Mono no aware has always resonated with me. It is a Japanese concept referring to impermanence and the fleeting nature of beauty. It refers to a wistfulness, inferring that the transience of life makes it all the more poignant. Sometimes referred to as “an empathy towards things”, it describes a bitter sweetness in our experience of being human. It is traditionally illustrated by the image of cherry blossoms; the short term nature of the beautiful flowers followed by their absence.
At different times in my life I have had a greater or a lesser sense of mono no aware. I remember feeling invincible at times, like the rules didn’t apply to me. On the face of it you might imagine this was a carefree and enjoyable existence and at times it was. However on the same thread there was an unavoidable recklessness to it. I also remember feeling for a longer while than I would like as if life hadn’t started yet, like it was possible to hit a ‘pause’ button. This of course, is not possible and whilst I believe all our experiences make up who we are, the option of rewind and replay buttons have felt appealing at times.
Mono no aware suggests that we experience things more intensely when we are aware of their impermanence, something that I feel I have grown to appreciate (although I’ve no doubt it will only become more apparent as time goes on). The idea that fluidity makes the colours more vivid & the landscape more beautiful. Watching my son grow and change in the knowledge that this time is so short. Spending time with family and friends in the knowledge that the time that we all have together is fleeting, whether we choose to acknowledge it or not.

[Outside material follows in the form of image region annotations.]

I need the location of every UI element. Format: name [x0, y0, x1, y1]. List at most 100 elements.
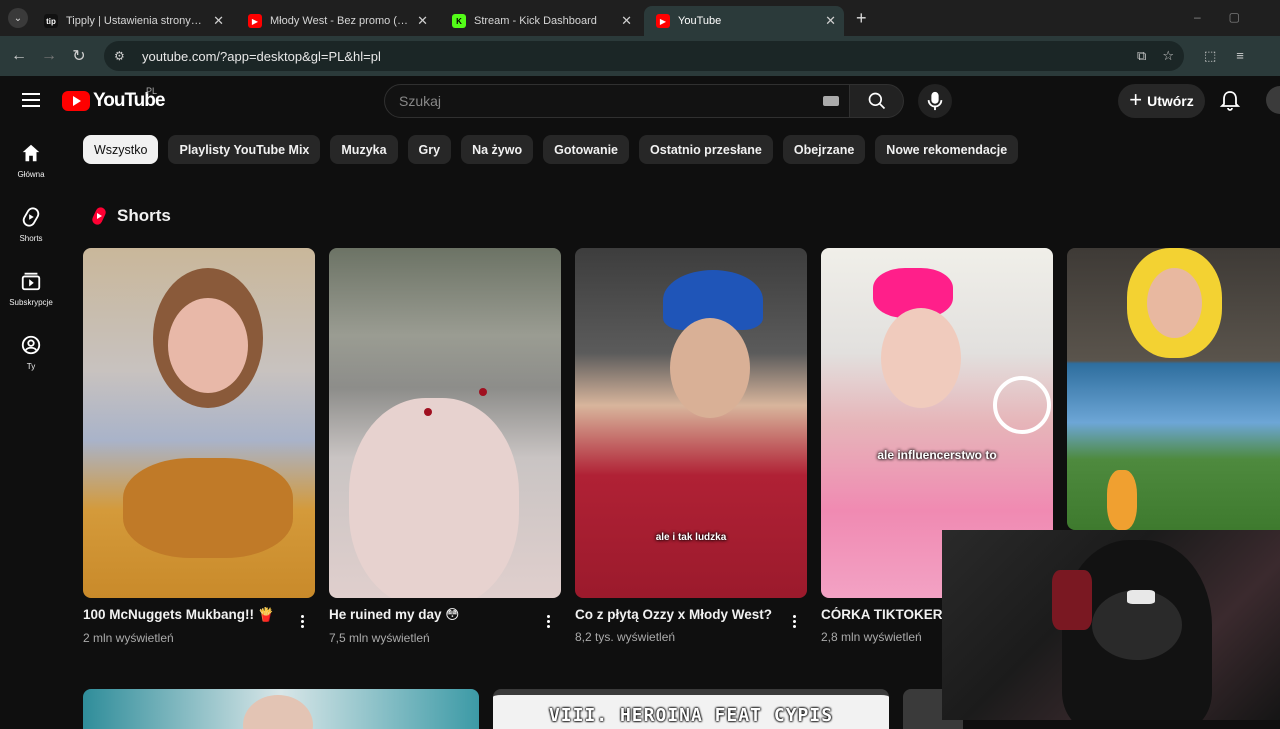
- chip-youtube-mix[interactable]: Playlisty YouTube Mix: [168, 135, 321, 164]
- thumbnail-game-character: [1107, 470, 1137, 530]
- chip-live[interactable]: Na żywo: [461, 135, 534, 164]
- thumbnail-detail: [424, 408, 432, 416]
- short-overlay-text: ale i tak ludzka: [655, 532, 727, 543]
- filter-chips-bar: Wszystko Playlisty YouTube Mix Muzyka Gr…: [83, 135, 1019, 164]
- search-button[interactable]: [850, 84, 904, 118]
- more-actions-icon[interactable]: [547, 615, 551, 630]
- guide-item-you[interactable]: Ty: [0, 318, 62, 382]
- back-arrow-icon[interactable]: ←: [4, 47, 34, 65]
- chip-recently-uploaded[interactable]: Ostatnio przesłane: [639, 135, 773, 164]
- omnibox[interactable]: ⚙ youtube.com/?app=desktop&gl=PL&hl=pl ⧉…: [104, 41, 1184, 71]
- chip-watched[interactable]: Obejrzane: [782, 135, 866, 164]
- you-icon: [21, 335, 41, 355]
- browser-tab-kick[interactable]: K Stream - Kick Dashboard ✕: [440, 6, 640, 36]
- webcam-detail: [1127, 590, 1155, 604]
- home-icon: [22, 144, 40, 162]
- tab-title: Młody West - Bez promo (Official Vid: [270, 15, 408, 27]
- create-label: Utwórz: [1147, 93, 1194, 109]
- short-title[interactable]: He ruined my day 😳: [329, 607, 561, 623]
- guide-item-shorts[interactable]: Shorts: [0, 190, 62, 254]
- close-tab-icon[interactable]: ✕: [417, 13, 428, 29]
- guide-sidebar: Główna Shorts Subskrypcje Ty: [0, 126, 62, 382]
- short-thumbnail[interactable]: [1067, 248, 1280, 530]
- short-thumbnail[interactable]: ale i tak ludzka: [575, 248, 807, 598]
- thumbnail-hand: [349, 398, 519, 598]
- chip-new-to-you[interactable]: Nowe rekomendacje: [875, 135, 1019, 164]
- chip-cooking[interactable]: Gotowanie: [543, 135, 630, 164]
- video-banner-text: VIII. HEROINA FEAT CYPIS: [548, 705, 834, 726]
- search-icon: [868, 92, 885, 110]
- browser-tab-youtube[interactable]: ▶ YouTube ✕: [644, 6, 844, 36]
- close-tab-icon[interactable]: ✕: [825, 13, 836, 29]
- short-overlay-text: ale influencerstwo to: [877, 448, 997, 462]
- reload-icon[interactable]: ↻: [64, 46, 94, 66]
- youtube-play-logo-icon: [62, 91, 90, 111]
- thumbnail-detail: [479, 388, 487, 396]
- voice-search-button[interactable]: [918, 84, 952, 118]
- short-title[interactable]: Co z płytą Ozzy x Młody West?: [575, 607, 807, 622]
- chip-all[interactable]: Wszystko: [83, 135, 159, 164]
- tab-title: Tipply | Ustawienia strony zamówień: [66, 15, 204, 27]
- window-controls[interactable]: –▢: [1194, 10, 1268, 24]
- url-text[interactable]: youtube.com/?app=desktop&gl=PL&hl=pl: [142, 49, 381, 64]
- search-box: [384, 84, 850, 118]
- forward-arrow-icon[interactable]: →: [34, 47, 64, 65]
- thumbnail-ring-light: [993, 376, 1051, 434]
- browser-tabstrip: ⌄ tip Tipply | Ustawienia strony zamówie…: [0, 0, 1280, 36]
- more-actions-icon[interactable]: [793, 615, 797, 630]
- guide-label: Główna: [17, 170, 45, 179]
- chip-music[interactable]: Muzyka: [330, 135, 398, 164]
- video-thumbnail[interactable]: VIII. HEROINA FEAT CYPIS: [493, 689, 889, 729]
- short-title[interactable]: 100 McNuggets Mukbang!! 🍟: [83, 607, 315, 623]
- kick-favicon-icon: K: [452, 14, 466, 28]
- short-card[interactable]: He ruined my day 😳 7,5 mln wyświetleń: [329, 248, 561, 645]
- site-info-icon[interactable]: ⚙: [114, 49, 132, 63]
- tab-search-chevron-icon[interactable]: ⌄: [8, 8, 28, 28]
- guide-item-subscriptions[interactable]: Subskrypcje: [0, 254, 62, 318]
- notifications-bell-icon[interactable]: [1218, 89, 1242, 113]
- shorts-heading: Shorts: [117, 206, 171, 225]
- browser-toolbar: ← → ↻ ⚙ youtube.com/?app=desktop&gl=PL&h…: [0, 36, 1280, 76]
- thumbnail-face: [670, 318, 750, 418]
- guide-label: Shorts: [19, 234, 43, 243]
- chip-games[interactable]: Gry: [407, 135, 452, 164]
- media-controls-icon[interactable]: ≡: [1236, 48, 1244, 64]
- keyboard-icon[interactable]: [823, 96, 839, 106]
- shorts-logo-icon: [92, 207, 106, 225]
- microphone-icon: [927, 91, 943, 111]
- thumbnail-food: [123, 458, 293, 558]
- short-views: 7,5 mln wyświetleń: [329, 631, 430, 645]
- close-tab-icon[interactable]: ✕: [213, 13, 224, 29]
- guide-label: Ty: [26, 362, 36, 371]
- new-tab-icon[interactable]: +: [856, 8, 867, 29]
- guide-item-home[interactable]: Główna: [0, 126, 62, 190]
- avatar[interactable]: [1266, 86, 1280, 114]
- close-tab-icon[interactable]: ✕: [621, 13, 632, 29]
- shorts-icon: [22, 207, 40, 227]
- short-thumbnail[interactable]: [83, 248, 315, 598]
- thumbnail-face: [1147, 268, 1202, 338]
- bookmark-star-icon[interactable]: ☆: [1162, 48, 1174, 64]
- more-actions-icon[interactable]: [301, 615, 305, 630]
- menu-hamburger-icon[interactable]: [22, 93, 40, 107]
- youtube-logo[interactable]: YouTube PL: [62, 86, 165, 112]
- webcam-overlay: [942, 530, 1280, 720]
- video-thumbnail[interactable]: [83, 689, 479, 729]
- short-thumbnail[interactable]: [329, 248, 561, 598]
- browser-tab-tipply[interactable]: tip Tipply | Ustawienia strony zamówień …: [32, 6, 232, 36]
- tab-title: Stream - Kick Dashboard: [474, 15, 597, 27]
- short-card[interactable]: [1067, 248, 1280, 530]
- youtube-favicon-icon: ▶: [656, 14, 670, 28]
- install-app-icon[interactable]: ⧉: [1137, 48, 1146, 64]
- plus-icon: +: [1129, 87, 1143, 112]
- search-input[interactable]: [399, 93, 799, 109]
- extensions-icon[interactable]: ⬚: [1204, 48, 1216, 64]
- youtube-favicon-icon: ▶: [248, 14, 262, 28]
- shorts-shelf-header: Shorts: [92, 206, 171, 226]
- browser-tab-mlody-west[interactable]: ▶ Młody West - Bez promo (Official Vid ✕: [236, 6, 436, 36]
- tipply-favicon-icon: tip: [44, 14, 58, 28]
- create-button[interactable]: + Utwórz: [1118, 84, 1205, 118]
- short-card[interactable]: ale i tak ludzka Co z płytą Ozzy x Młody…: [575, 248, 807, 644]
- short-card[interactable]: 100 McNuggets Mukbang!! 🍟 2 mln wyświetl…: [83, 248, 315, 645]
- thumbnail-face: [243, 695, 313, 729]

That said, the notion of constant change being the one constant is sometimes hard to accept, let alone embrace. This particularly within a culture that often seems to promote a sense of control and power, however much of an illusion this might be. ‘Wabi-sabi’ includes acceptance and imperfection as part of a similar Japanese concept; imperfection being an essential part of beauty; acceptance being the key to human comfort.
So often for me it is separating what it is possible to change from what I might need to accept and perhaps let go of. This has become all the more significant when thinking about my son, how he needs me to be able to facilitate change whilst remaining constant; to hold him and at the same time let him go. It’s through my experiences with him that mono no aware seems all the more relevant; all the more important to bear in mind and not just for myself. The hellos and goodbyes, the change from summer to autumn, an excitement about the cosy coming winter; we will never have these moments again. I want to enjoy all the cherry blossoms before letting them go freely on the breeze.